The DOS protection is while basic should still be left on. Its purpose is designed to provide protection while having an extremely low CPU usage. Armor goes more in-depth in its analysis, but has a higher CPU usage.
Think of the different functons like a multi stage filter. Many high end air filters will have many layers, and while all but the last layer can be removed and you will still get the fitering, that super fine filter will clog quickly. While not an exactly fitting analogy, it shoudl give some idea of how the various protections can work together.
The common security provided by default with the base firmware essentially handles the internet background radiation. Armor handles anything that makes it through as well as testing for CVEs to alert you to any vulnerable devices where you can take additional precautions, such as using service blocking to block any ports a vulnerable device will not need to use for normal operation, or potentially even moving vulnerable IOT devices to a different VLAN or guest WiFi to segment them from other LAN drvices.

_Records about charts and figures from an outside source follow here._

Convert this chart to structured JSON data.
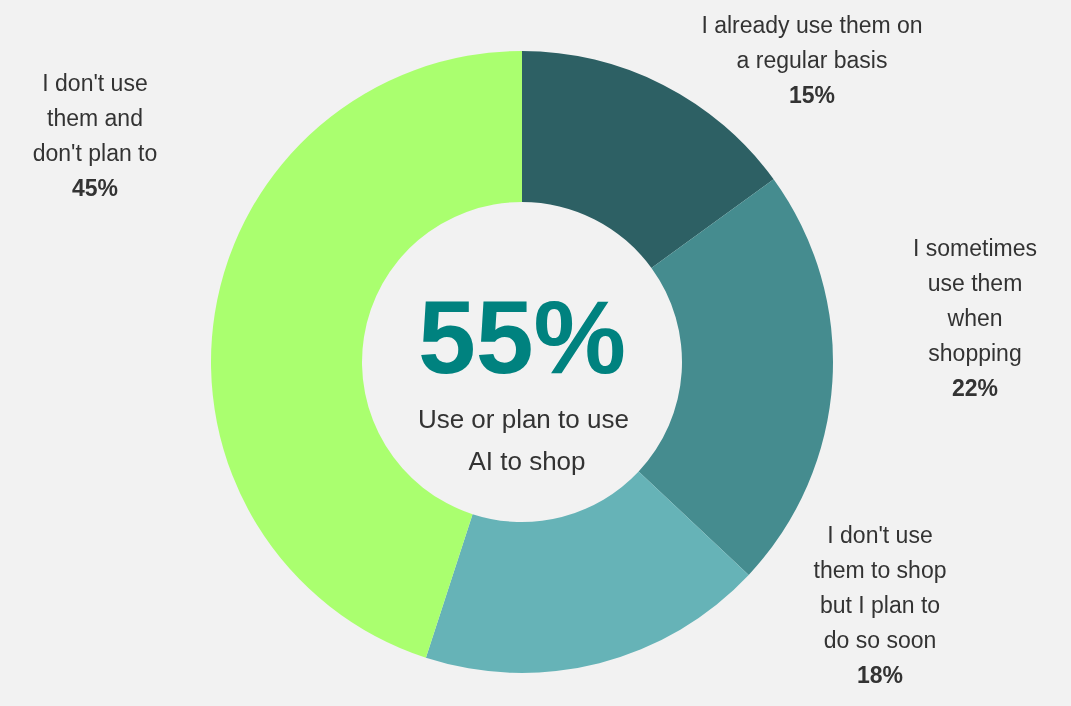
{
  "chart_data": {
    "type": "donut",
    "categories": [
      "I already use them on a regular basis",
      "I sometimes use them when shopping",
      "I don't use them to shop but I plan to do so soon",
      "I don't use them and don't plan to"
    ],
    "values": [
      15,
      22,
      18,
      45
    ],
    "value_labels": [
      "15%",
      "22%",
      "18%",
      "45%"
    ],
    "colors": [
      "#2d6064",
      "#458c8f",
      "#66b3b7",
      "#aaff6f"
    ],
    "annotations": [
      "55%",
      "Use or plan to use AI to shop"
    ],
    "legend": false
  }
}
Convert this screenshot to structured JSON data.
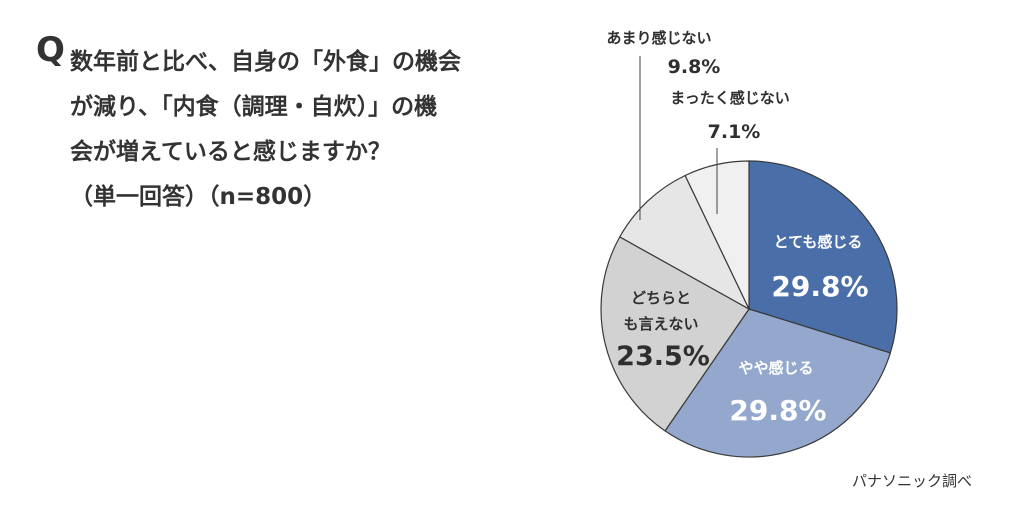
{
  "question": {
    "mark": "Q",
    "lines": [
      "数年前と比べ、自身の「外食」の機会",
      "が減り、「内食（調理・自炊）」の機",
      "会が増えていると感じますか？",
      "（単一回答）（n=800）"
    ]
  },
  "source": "パナソニック調べ",
  "chart_data": {
    "type": "pie",
    "start_angle_deg": 0,
    "direction": "clockwise",
    "slices": [
      {
        "label": "とても感じる",
        "value": 29.8,
        "display": "29.8%",
        "color": "#4a6ea8",
        "text_color": "#ffffff"
      },
      {
        "label": "やや感じる",
        "value": 29.8,
        "display": "29.8%",
        "color": "#93a8cc",
        "text_color": "#ffffff"
      },
      {
        "label": "どちらとも言えない",
        "value": 23.5,
        "display": "23.5%",
        "color": "#d2d2d2",
        "text_color": "#2f2f2f"
      },
      {
        "label": "あまり感じない",
        "value": 9.8,
        "display": "9.8%",
        "color": "#e6e6e6",
        "text_color": "#2f2f2f"
      },
      {
        "label": "まったく感じない",
        "value": 7.1,
        "display": "7.1%",
        "color": "#f0f0f0",
        "text_color": "#2f2f2f"
      }
    ]
  }
}
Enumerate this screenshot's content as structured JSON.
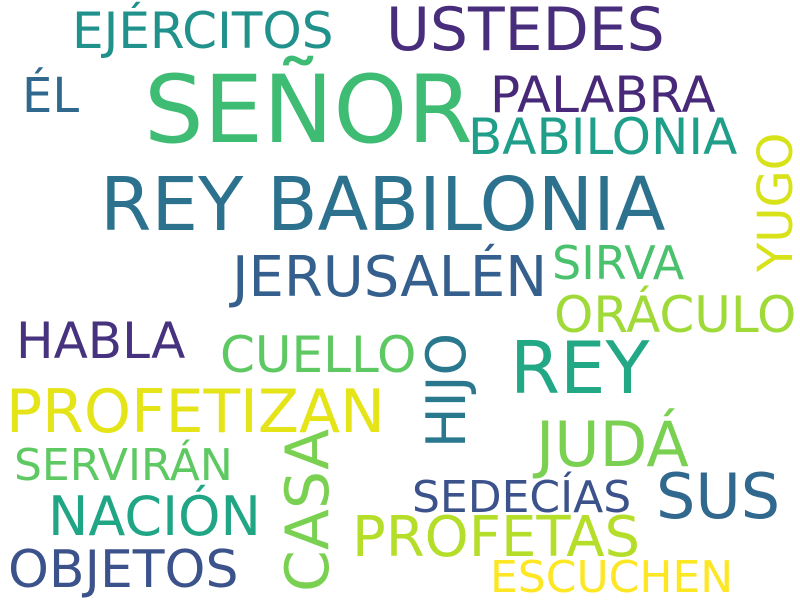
{
  "words": [
    {
      "text": "EJÉRCITOS",
      "color": "#21918c",
      "vertical": false
    },
    {
      "text": "USTEDES",
      "color": "#472d7b",
      "vertical": false
    },
    {
      "text": "ÉL",
      "color": "#31688e",
      "vertical": false
    },
    {
      "text": "SEÑOR",
      "color": "#3fbc73",
      "vertical": false
    },
    {
      "text": "PALABRA",
      "color": "#482878",
      "vertical": false
    },
    {
      "text": "BABILONIA",
      "color": "#1f9e89",
      "vertical": false
    },
    {
      "text": "REY BABILONIA",
      "color": "#2c728e",
      "vertical": false
    },
    {
      "text": "YUGO",
      "color": "#d8e219",
      "vertical": true
    },
    {
      "text": "JERUSALÉN",
      "color": "#35608d",
      "vertical": false
    },
    {
      "text": "SIRVA",
      "color": "#4ac16d",
      "vertical": false
    },
    {
      "text": "HABLA",
      "color": "#46327e",
      "vertical": false
    },
    {
      "text": "CUELLO",
      "color": "#5ec962",
      "vertical": false
    },
    {
      "text": "HIJO",
      "color": "#2a788e",
      "vertical": true
    },
    {
      "text": "ORÁCULO",
      "color": "#a0da39",
      "vertical": false
    },
    {
      "text": "REY",
      "color": "#22a884",
      "vertical": false
    },
    {
      "text": "PROFETIZAN",
      "color": "#e5e419",
      "vertical": false
    },
    {
      "text": "JUDÁ",
      "color": "#7ad151",
      "vertical": false
    },
    {
      "text": "SERVIRÁN",
      "color": "#5ec962",
      "vertical": false
    },
    {
      "text": "CASA",
      "color": "#7ad151",
      "vertical": true
    },
    {
      "text": "SUS",
      "color": "#31688e",
      "vertical": false
    },
    {
      "text": "SEDECÍAS",
      "color": "#3b528b",
      "vertical": false
    },
    {
      "text": "NACIÓN",
      "color": "#21a685",
      "vertical": false
    },
    {
      "text": "PROFETAS",
      "color": "#b5de2b",
      "vertical": false
    },
    {
      "text": "OBJETOS",
      "color": "#3b528b",
      "vertical": false
    },
    {
      "text": "ESCUCHEN",
      "color": "#fde725",
      "vertical": false
    }
  ]
}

As much as I would want to keep it enabled, ive done personal port scans on the most commonly scanned/abused ports, and all have been stealthed, and Armor has found no vulnerabilities on all our devices, and on the 2 computers we regularly, one has Bitdefender Total Security, and one with an Endpoint solution, with both having port scan protection we see little reason to have the inbuilt router protection enaled.
Retired_Member wrote:
In the end I ended up disabling the inbuilt DoS and Port scan protection as we already have Netger Armor, which also have it and its detecting nothing, we never suspected it was an actual attack as it was regular and not nearly the thousands you usually recieve in an actual DoS attack.
It may not be the protection that is the issue so much as the reporting.
Netgear's firmware is great at creating false reports of DoS attacks. Many of them are no such thing.
If these events are slowing down your router, that may be because it is using up processor time as it writes the events to your logs. Anything that uses processor power – event logging, QoS management, traffic metering – may cause slowdowns. Disable logging of DoS attacks and see if that reduces the problem. This does not prevent the router from protecting you from the outside world.
At first I did disable the logs, but I ended up just disabling the protection, I guess ill re-enable if if thats the case.